Elon Musk plans his days in five-minute increments. Tim Cook gets up at 3:45 a.m. Tony Robbins plunges into ice water every morning. Read enough stories like these and you could be forgiven for concluding that extreme productivity demands extreme and unpleasant action. 

But, according to a thoughtful new post on blog Farnam Street, you'd be wrong. There's a paradox at the heart of productivity, the post contends, and it means you'll actually get more done if you skip the heroics and instead leave more slack in your schedule. 

To be more productive ... slack off more?

This might initially sound too good to be true. That's understandable. Who wouldn't be suspicious of experts telling you that the secret to superproductivity isn't waking up at the crack of dawn or 14-hour days but instead being more of a slacker? But this conclusion isn't just the pronouncement of some random blogger. It's the central takeaway of Slack, Tom DeMarco's classic on workplace efficiency. 

The book outlines the fundamental paradox at the heart of productivity: leaving white space in your calendar feels like an indulgence (or, in your manager's eyes, a problem to be eliminated), but constant busyness actually prevents us from working at maximum efficiency. 

That's because when every moment is filled, we're unable to absorb shocks or pivot quickly when the situation changes. We might be working all the time, but we end up either working on the wrong things or dealing with organizational bottlenecks. Leaving some time free in your calendar (or some dollars unallocated in your budget) is inefficient in a totally predictable world. But as the past year has spectacularly illustrated, we do not live in predictable times. 
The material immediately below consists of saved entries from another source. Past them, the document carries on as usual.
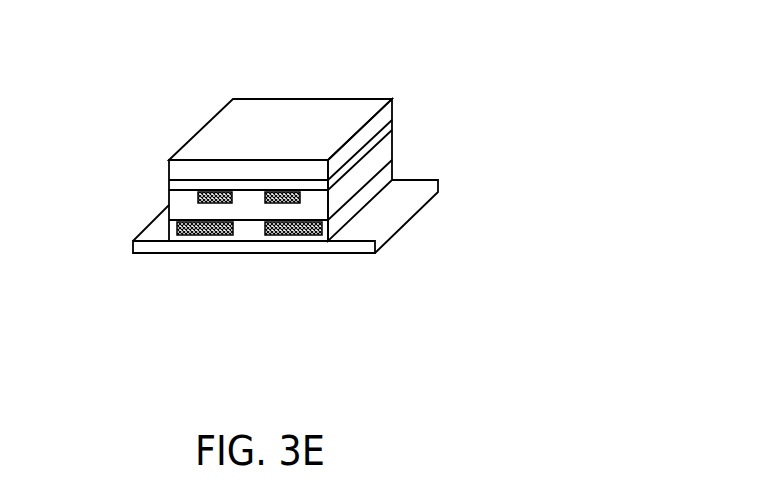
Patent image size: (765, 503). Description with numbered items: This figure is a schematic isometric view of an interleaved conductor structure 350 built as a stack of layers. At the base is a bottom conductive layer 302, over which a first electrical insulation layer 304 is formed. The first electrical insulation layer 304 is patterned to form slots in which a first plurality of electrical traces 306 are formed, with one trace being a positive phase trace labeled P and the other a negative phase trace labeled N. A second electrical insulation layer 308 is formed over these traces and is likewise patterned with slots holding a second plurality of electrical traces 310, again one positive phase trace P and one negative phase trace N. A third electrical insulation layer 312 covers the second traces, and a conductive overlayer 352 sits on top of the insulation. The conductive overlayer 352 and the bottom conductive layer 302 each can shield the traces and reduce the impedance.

The bottom conductive layer 302 is at (142, 248).
The first electrical insulation layer 304 is at (372, 192).
The first plurality of electrical traces 306 is at (189, 235).
The second electrical insulation layer 308 is at (242, 213).
The second plurality of electrical traces 310 is at (372, 62).
The third electrical insulation layer 312 is at (169, 170).
The interleaved conductor structure 350 is at (137, 179).
The conductive overlayer 352 is at (284, 112).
Slack "allows us to handle the inevitable shocks and surprises of life. If every hour in our schedules is accounted for, we can't slow down to recover from a minor cold, shift a bit of focus to learning a new skill for a while, or absorb a couple of hours of technical difficulties," the post says summing up the book, adding, "in general, you need more slack than you expect."

Slacker pride 

DeMarco isn't the only expert making the point. Sociologist and author Christine Carter is not only a self-confessed slacker, but also evangelizes for more people to embrace their inner slackers

"I slack off not because I'm lazy or don't care about being productive. In fact, I've found that slacking off makes me more productive because I slack strategically--meaning that I take breaks at designated times, for regular intervals, in ways that sharpen my focus when I sit back down to work," she has written. "Strategic slacking has enabled me to dramatically increase both the quality of my work and the amount I get done in a given day."

The key word here is strategically. Constant busyness will make you exhausted, inflexible, and blinkered, but no one is saying you don't have to put in plenty of hard work to achieve big things. You just want to make sure you don't pack so much work into your days that you leave no room to look up, assess the situation, and adjust your plan of attack. 

The secret to maximum productivity, it turns out, isn't anything as unpleasant as ice baths or extreme scheduling (though power to you if you find those helpful). The secret is leaving yourself enough room to maneuver. That slack won't just help you stay sane. Counterintuitively, it will also help you get more done over the long haul.